For this post, I went back through my notes from Q2 and Q3 of 2012 for this particular project. In that time, I brought 7 new initiatives (some big, some small) to the CMO. He told me all 7 were great ideas and that they should be put to use immediately. In the end, only 2 were actually approved and allocated resources. That’s a 29% success rate, even with full backing from my direct contact. When I started to get a handle of what was going on, I decided to bring in the CEO for discussions about 3 more suggestions I had. All 3 were immediately approved and were being executed on next day. A 100% success rate.
So what happened here? It turns out, the managers I was working with weren’t autonomous. In every conversation, the CTO and CMO were on board with my ideas, but had to pass them off with someone else first. As it turns out, I received little pushback from the CEO himself when he was finally involved in the meetings. So, with everyone on board, the 71% difference in approval rate had only to do with the communication between my directs and the autonomous decision maker. Previously, I had no control over this communication, and I paid for it. When I took that control my ideas went undefeated.
Moral of the story: Although you might work with decision makers, autonomy is key. If your directs don’t have it, make sure you have a plan for how to compensate for the gap that’s going to exist between your ideas and their approval.
Conclusions and tl;dr
In the last two years, I’ve learned that there are specific ways in which marketers can improve process and communication with management to ensure a project’s success. However, I’ve also learned that every project is different. As much as we like to assign universal rules to process, variance is inevitable and you need to figure out what works best for you and your clients. With that said, I hope these tips help, and here’s the tl;dr for the lazy:
Set expectations for low and high risk activities (they might not actually be “high risk,” but is defined by activities without a clear ROI outcome). This is a great way to put a systematic strategy in place for tasks that don’t have a predicted ROI upfront.

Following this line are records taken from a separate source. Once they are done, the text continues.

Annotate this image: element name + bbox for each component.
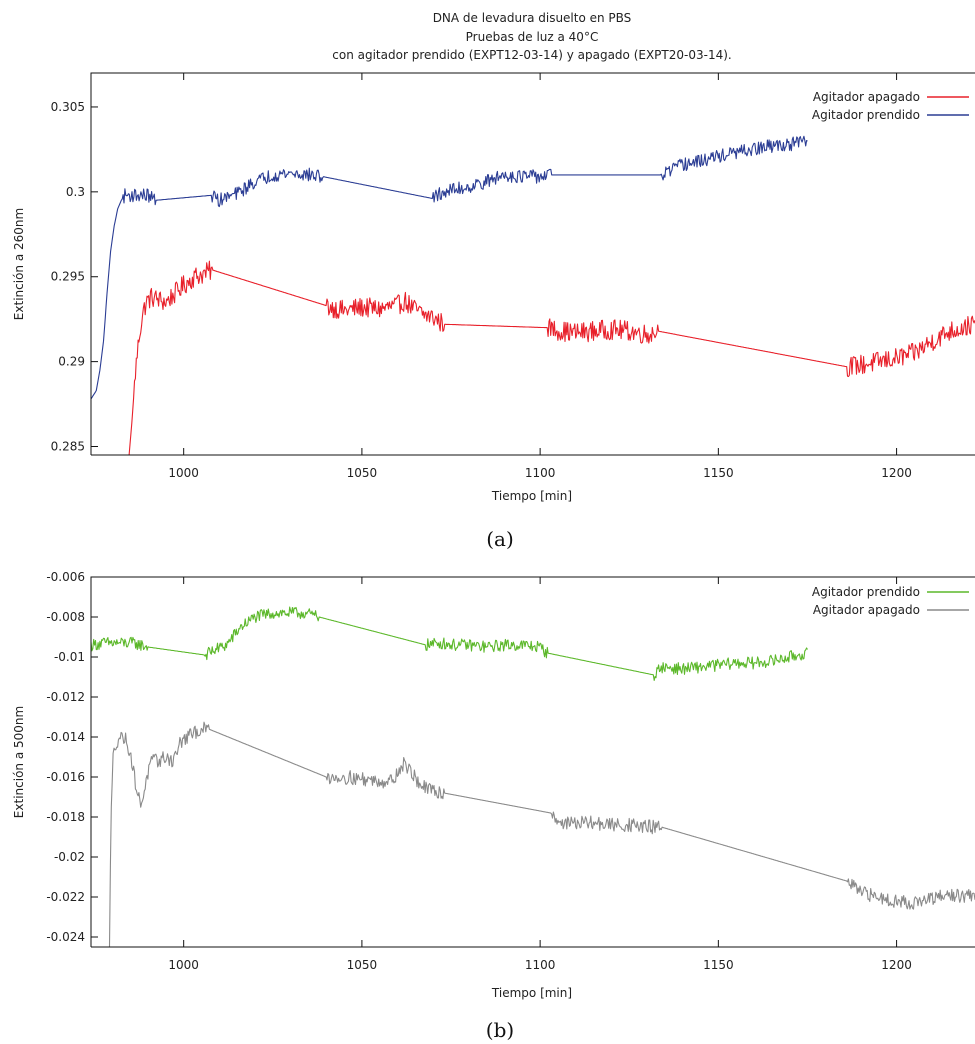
title-line-3: con agitador prendido (EXPT12-03-14) y a… xyxy=(332,48,731,62)
plot-frame-260nm xyxy=(90,72,975,455)
series-line-2-500nm xyxy=(108,721,975,947)
y-axis-label-500nm: Extinción a 500nm xyxy=(12,706,26,818)
series-line-1-500nm xyxy=(91,606,808,681)
x-tick-label: 1050 xyxy=(347,466,378,480)
x-ticks-500nm: 1000 1050 1100 1150 1200 xyxy=(168,577,912,972)
caption-a: (a) xyxy=(486,527,514,551)
y-tick-label: -0.008 xyxy=(46,610,85,624)
x-tick-label: 1200 xyxy=(881,958,912,972)
legend-label-apagado-260nm: Agitador apagado xyxy=(813,90,920,104)
legend-260nm: Agitador apagado Agitador prendido xyxy=(812,90,969,122)
y-tick-label: -0.016 xyxy=(46,770,85,784)
y-tick-label: -0.006 xyxy=(46,570,85,584)
caption-b: (b) xyxy=(486,1018,514,1042)
x-tick-label: 1100 xyxy=(525,466,556,480)
y-tick-label: -0.01 xyxy=(54,650,85,664)
x-tick-label: 1150 xyxy=(703,958,734,972)
plot-frame-500nm xyxy=(90,576,975,947)
x-tick-label: 1000 xyxy=(168,958,199,972)
y-tick-label: -0.024 xyxy=(46,930,85,944)
chart-extincion-500nm: -0.024 -0.022 -0.02 -0.018 -0.016 -0.014 -0.01… xyxy=(12,570,975,1000)
plot-area-260nm xyxy=(91,135,975,455)
y-tick-label: -0.012 xyxy=(46,690,85,704)
y-ticks-500nm: -0.024 -0.022 -0.02 -0.018 -0.016 -0.014 -0.01… xyxy=(46,570,98,944)
x-tick-label: 1100 xyxy=(525,958,556,972)
series-line-1-260nm xyxy=(128,260,975,455)
figure-title: DNA de levadura disuelto en PBS Pruebas … xyxy=(332,11,731,62)
legend-label-apagado-500nm: Agitador apagado xyxy=(813,603,920,617)
y-tick-label: 0.3 xyxy=(66,185,85,199)
y-tick-label: -0.02 xyxy=(54,850,85,864)
title-line-2: Pruebas de luz a 40°C xyxy=(466,30,599,44)
y-tick-label: 0.295 xyxy=(51,270,85,284)
legend-500nm: Agitador prendido Agitador apagado xyxy=(812,585,969,617)
y-tick-label: -0.018 xyxy=(46,810,85,824)
x-axis-label-260nm: Tiempo [min] xyxy=(491,489,572,503)
x-tick-label: 1150 xyxy=(703,466,734,480)
x-tick-label: 1200 xyxy=(881,466,912,480)
x-ticks-260nm: 1000 1050 1100 1150 1200 xyxy=(168,73,912,480)
x-tick-label: 1000 xyxy=(168,466,199,480)
x-axis-label-500nm: Tiempo [min] xyxy=(491,986,572,1000)
plot-area-500nm xyxy=(91,606,975,947)
y-tick-label: -0.022 xyxy=(46,890,85,904)
y-ticks-260nm: 0.285 0.29 0.295 0.3 0.305 xyxy=(51,100,98,454)
y-tick-label: 0.285 xyxy=(51,440,85,454)
series-line-2-260nm xyxy=(91,135,808,400)
y-axis-label-260nm: Extinción a 260nm xyxy=(12,208,26,320)
x-tick-label: 1050 xyxy=(347,958,378,972)
y-tick-label: 0.29 xyxy=(58,355,85,369)
title-line-1: DNA de levadura disuelto en PBS xyxy=(433,11,632,25)
y-tick-label: 0.305 xyxy=(51,100,85,114)
y-tick-label: -0.014 xyxy=(46,730,85,744)
legend-label-prendido-500nm: Agitador prendido xyxy=(812,585,920,599)
legend-label-prendido-260nm: Agitador prendido xyxy=(812,108,920,122)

Be diligent in your communication, in response time and objective. Tell management what you need from them as early as possible, and let them know what will happen if you don’t get approval or input by certain dates.
Communicate in a systematic and simple way, so they know exactly what you need.
Always know if your managers are autonomous. If they’re not, understand what you need to do to get approval on your ideas.
Thanks for reading, please let me know if you have thoughts or questions in the comments.